The city was founded in 1906 by the United States Steel Corporation as the home for its new plant. The city was named after the chairman of U.S. Steel, Elbert H. Gary.

Among U.S. cities of 100,000 or more, Gary has the highest percentage of African-American residents (as of the 2000 U.S. census). Gary had one of the nation's first African-American mayors, Richard G. Hatcher, and hosted the ground-breaking 1972 National Black Political Convention. At the same time, Gary suffered the urban phenomenon of "white flight" as many Caucasian residents left Gary and relocated to the surrounding towns and cities.

Gary's fortunes have risen and fallen with those of the steel industry. In the 1960s, like many other American urban centers, Gary entered a downward spiral of decline. Gary's decline was brought on by layoffs at the steel plants. US Steel continues to be a major steel producer, but with only a fraction of its former level of employment. While Gary has failed to attract many major businesses since its population peak, two casinos opened along the Gary lakeshore in the 1990s. Today, Gary faces numerous difficulties, including unemployment, major economic problems, and a high rate of crime.

In the 1957 Meredith Wilson's Broadway musical The Music Man featured the song, "Gary, Indiana," describing the alleged alma mater of lead character Professor Harold Hill ("Gary Conservatory, Class of '05!"). The joke in Hill's claim, of course, is that the city of Gary wasn't founded until '06. Wilson's musical, set in 1912, was later made into two movies.

Before his recent legal troubles, singer and famous former Gary resident Michael Jackson visited the city and promised to build a performing arts center for Gary, though this has not yet come to pass.

Gary/Chicago International Airport is a proposed "third airport" for the Chicagoland area, supplementing Chicago's overcrowded major airports, O'Hare and Midway. Expanding Gary/Chicago Airport is considered an alternative to expanding O'Hare and constructing a new airport at Peotone, Illinois, 43 miles south of Chicago. Advantages of expanding the Gary airport include its proximity to downtown Chicago (making it preferable to the Peotone site) and its vacant surroundings; whereas expanding O'Hare would threaten nearby homes and businesses and constructing a Peotone airport would threaten farms, the land around Gary/Chicago Airport is relatively underutilized. This plan is backed by the mayors of Gary and Chicago, while the Illinois state government is in favor of construction at Peotone.
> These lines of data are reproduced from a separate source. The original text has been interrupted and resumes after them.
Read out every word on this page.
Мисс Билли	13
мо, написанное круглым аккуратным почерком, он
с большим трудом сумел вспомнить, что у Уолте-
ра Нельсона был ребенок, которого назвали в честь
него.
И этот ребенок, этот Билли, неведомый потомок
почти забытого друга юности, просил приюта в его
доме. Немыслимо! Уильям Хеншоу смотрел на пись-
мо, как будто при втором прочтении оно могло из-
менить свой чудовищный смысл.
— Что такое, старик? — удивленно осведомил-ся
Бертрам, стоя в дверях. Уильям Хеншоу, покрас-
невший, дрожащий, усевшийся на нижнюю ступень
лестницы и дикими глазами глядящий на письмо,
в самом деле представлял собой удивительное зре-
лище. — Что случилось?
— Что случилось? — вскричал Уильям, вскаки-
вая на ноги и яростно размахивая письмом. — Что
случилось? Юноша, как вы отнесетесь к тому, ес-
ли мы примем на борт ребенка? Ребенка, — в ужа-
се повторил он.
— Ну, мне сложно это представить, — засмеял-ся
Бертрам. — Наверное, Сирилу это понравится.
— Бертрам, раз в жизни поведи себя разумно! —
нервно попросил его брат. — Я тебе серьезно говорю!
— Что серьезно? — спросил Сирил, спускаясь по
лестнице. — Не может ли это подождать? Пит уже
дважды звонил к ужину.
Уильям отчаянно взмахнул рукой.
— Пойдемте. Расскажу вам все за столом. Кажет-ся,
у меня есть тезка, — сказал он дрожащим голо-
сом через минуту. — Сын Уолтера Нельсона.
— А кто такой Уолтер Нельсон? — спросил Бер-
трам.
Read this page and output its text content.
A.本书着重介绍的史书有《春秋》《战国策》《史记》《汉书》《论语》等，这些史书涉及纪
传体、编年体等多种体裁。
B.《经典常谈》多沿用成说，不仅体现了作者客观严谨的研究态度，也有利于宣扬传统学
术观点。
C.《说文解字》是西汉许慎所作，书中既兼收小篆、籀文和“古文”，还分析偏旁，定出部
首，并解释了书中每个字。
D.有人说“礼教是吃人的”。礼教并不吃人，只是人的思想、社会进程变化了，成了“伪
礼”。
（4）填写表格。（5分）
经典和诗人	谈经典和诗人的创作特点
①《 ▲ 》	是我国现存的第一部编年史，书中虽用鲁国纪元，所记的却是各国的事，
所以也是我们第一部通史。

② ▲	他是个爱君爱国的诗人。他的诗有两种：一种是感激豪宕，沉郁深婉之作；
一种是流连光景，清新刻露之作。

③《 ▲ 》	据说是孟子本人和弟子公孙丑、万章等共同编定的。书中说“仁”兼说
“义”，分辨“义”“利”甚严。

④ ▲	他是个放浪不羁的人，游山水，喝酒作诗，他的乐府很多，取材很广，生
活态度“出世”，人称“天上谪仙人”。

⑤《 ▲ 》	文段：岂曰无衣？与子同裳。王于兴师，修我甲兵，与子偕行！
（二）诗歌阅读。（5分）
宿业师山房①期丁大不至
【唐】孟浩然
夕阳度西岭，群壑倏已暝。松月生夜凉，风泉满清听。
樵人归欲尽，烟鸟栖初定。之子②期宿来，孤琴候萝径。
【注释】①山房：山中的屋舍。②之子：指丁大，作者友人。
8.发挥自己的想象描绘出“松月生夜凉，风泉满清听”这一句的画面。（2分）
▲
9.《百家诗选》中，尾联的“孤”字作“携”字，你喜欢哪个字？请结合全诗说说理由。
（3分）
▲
Tax revenues from a new airport at Peotone would go to the Illinois state government, while those from an expanded Gary airport would go to a regional airport authority, and thus to the cities of Chicago and Gary.

Three-term Democratic mayor Scott King resigned from office in March, 2006, citing a desire to return to private law practice, and the financial rewards involved therein. Then-deputy mayor and former Calumet Township Trustee Dozier T. Allen Jr. became acting mayor, pending a formal election by local Democratic party officials. On April 4, 2006, local officials chose former Lake County Commissioner and King rival Rudolph Clay to fill the remaining 21 months of King's term.